Pourquoi faut-il que l’enseignement moral échoue ? Pourquoi cette âme reste-t-elle insensible à la culture profonde et déterminante que l’école lui veut donner ? Car elle reste froide, réfractaire, fermée. Tel est le cas, continu depuis trente ans, donc chronique, pénible, douloureux. Il s’agit de l’étudier à la manière dont les médecins en usent avec les cas cliniques, et, comme ils s’aident de certaines sciences pour éclairer leur observation, nous voudrions, nous aussi, mettre un peu de psychologie et de philosophie au service de la nôtre.

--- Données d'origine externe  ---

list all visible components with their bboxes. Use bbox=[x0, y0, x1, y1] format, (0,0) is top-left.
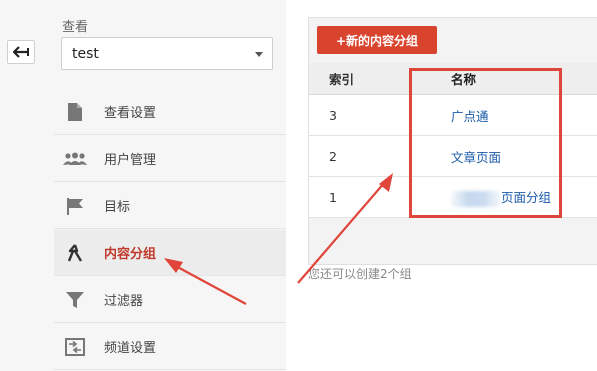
view-select[interactable]: test bbox=[61, 37, 273, 70]
sidebar-item-user-management[interactable]: 用户管理 bbox=[54, 136, 286, 182]
filter-icon bbox=[62, 290, 88, 310]
arrow-left-icon bbox=[13, 46, 29, 58]
column-header-index[interactable]: 索引 bbox=[309, 63, 425, 95]
content-grouping-panel: +新的内容分组 索引 名称 3 广点通 2 文章页面 1 页面分组 bbox=[308, 17, 597, 265]
row-name-cell: 页面分组 bbox=[425, 176, 597, 218]
row-name-cell: 文章页面 bbox=[425, 135, 597, 177]
row-index: 2 bbox=[309, 135, 425, 177]
flag-icon bbox=[62, 196, 88, 216]
sidebar-item-label: 用户管理 bbox=[104, 153, 157, 168]
sidebar-item-content-grouping[interactable]: 内容分组 bbox=[54, 230, 286, 276]
table-header-row: 索引 名称 bbox=[309, 63, 597, 95]
content-group-link[interactable]: 文章页面 bbox=[451, 150, 501, 165]
table-row: 1 页面分组 bbox=[309, 176, 597, 218]
chevron-down-icon bbox=[255, 52, 263, 57]
sidebar-item-label: 过滤器 bbox=[104, 294, 144, 309]
table-row: 3 广点通 bbox=[309, 94, 597, 136]
remaining-groups-hint: 您还可以创建2个组 bbox=[308, 267, 412, 281]
left-gutter bbox=[0, 0, 47, 371]
sidebar-item-channel-settings[interactable]: 频道设置 bbox=[54, 324, 286, 370]
document-icon bbox=[62, 102, 88, 122]
row-index: 1 bbox=[309, 176, 425, 218]
admin-sidebar: 查看 test 查看设置 用户管理 目标 内容分组 过滤器 频道设置 bbox=[46, 0, 287, 371]
sidebar-item-label: 目标 bbox=[104, 200, 131, 215]
back-button[interactable] bbox=[7, 40, 35, 64]
sidebar-item-view-settings[interactable]: 查看设置 bbox=[54, 89, 286, 135]
sidebar-item-goals[interactable]: 目标 bbox=[54, 183, 286, 229]
content-group-table: 索引 名称 3 广点通 2 文章页面 1 页面分组 bbox=[309, 63, 597, 218]
sidebar-item-label: 查看设置 bbox=[104, 106, 157, 121]
redacted-blur bbox=[451, 190, 501, 207]
new-content-group-button[interactable]: +新的内容分组 bbox=[317, 26, 437, 54]
sidebar-item-label: 内容分组 bbox=[104, 247, 157, 262]
users-icon bbox=[62, 149, 88, 169]
content-group-link[interactable]: 页面分组 bbox=[501, 190, 551, 205]
content-grouping-icon bbox=[62, 243, 88, 263]
content-grouping-main: +新的内容分组 索引 名称 3 广点通 2 文章页面 1 页面分组 您还可以创建… bbox=[286, 0, 597, 371]
channel-settings-icon bbox=[62, 337, 88, 357]
sidebar-item-label: 频道设置 bbox=[104, 341, 157, 356]
column-header-name[interactable]: 名称 bbox=[425, 63, 597, 95]
table-row: 2 文章页面 bbox=[309, 135, 597, 177]
row-index: 3 bbox=[309, 94, 425, 136]
view-select-value: test bbox=[72, 45, 99, 62]
sidebar-item-filters[interactable]: 过滤器 bbox=[54, 277, 286, 323]
row-name-cell: 广点通 bbox=[425, 94, 597, 136]
content-group-link[interactable]: 广点通 bbox=[451, 109, 489, 124]
view-label: 查看 bbox=[62, 20, 89, 35]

La médecine inspire notre méthode et sans doute il y paraîtra. Si c’est un bien ou un mal, il ne nous appartient pas de le dire. L’esprit n’échappe guère à l’empreinte du métier. Une philosophie, qui se détache en clair dans l’ombre montante de la vie, qui sort de la vie et du métier, fondus l’un dans l’autre, et apparaît comme la conclusion d’une longue expérience, porte forcément la marque de son origine. Cette marque est nette, indélébile, plus intéressante peut-être si le métier est celui dont il faut reconnaître qu’aucun n’est plus humain, humanior au sens latin, profond et émouvant du mot. Aucun ne nous met davantage aux prises avec la réalité tout entière de l’homme.

Cette philosophie va nous permettre de pousser jusqu’au bout une analyse attristante, sans que notre confiance dans l’avenir en soit ébranlée. Nous lui devons un optimisme dont nous souhaitons que nos dernières pages laissent au lecteur la douce et tonique impression.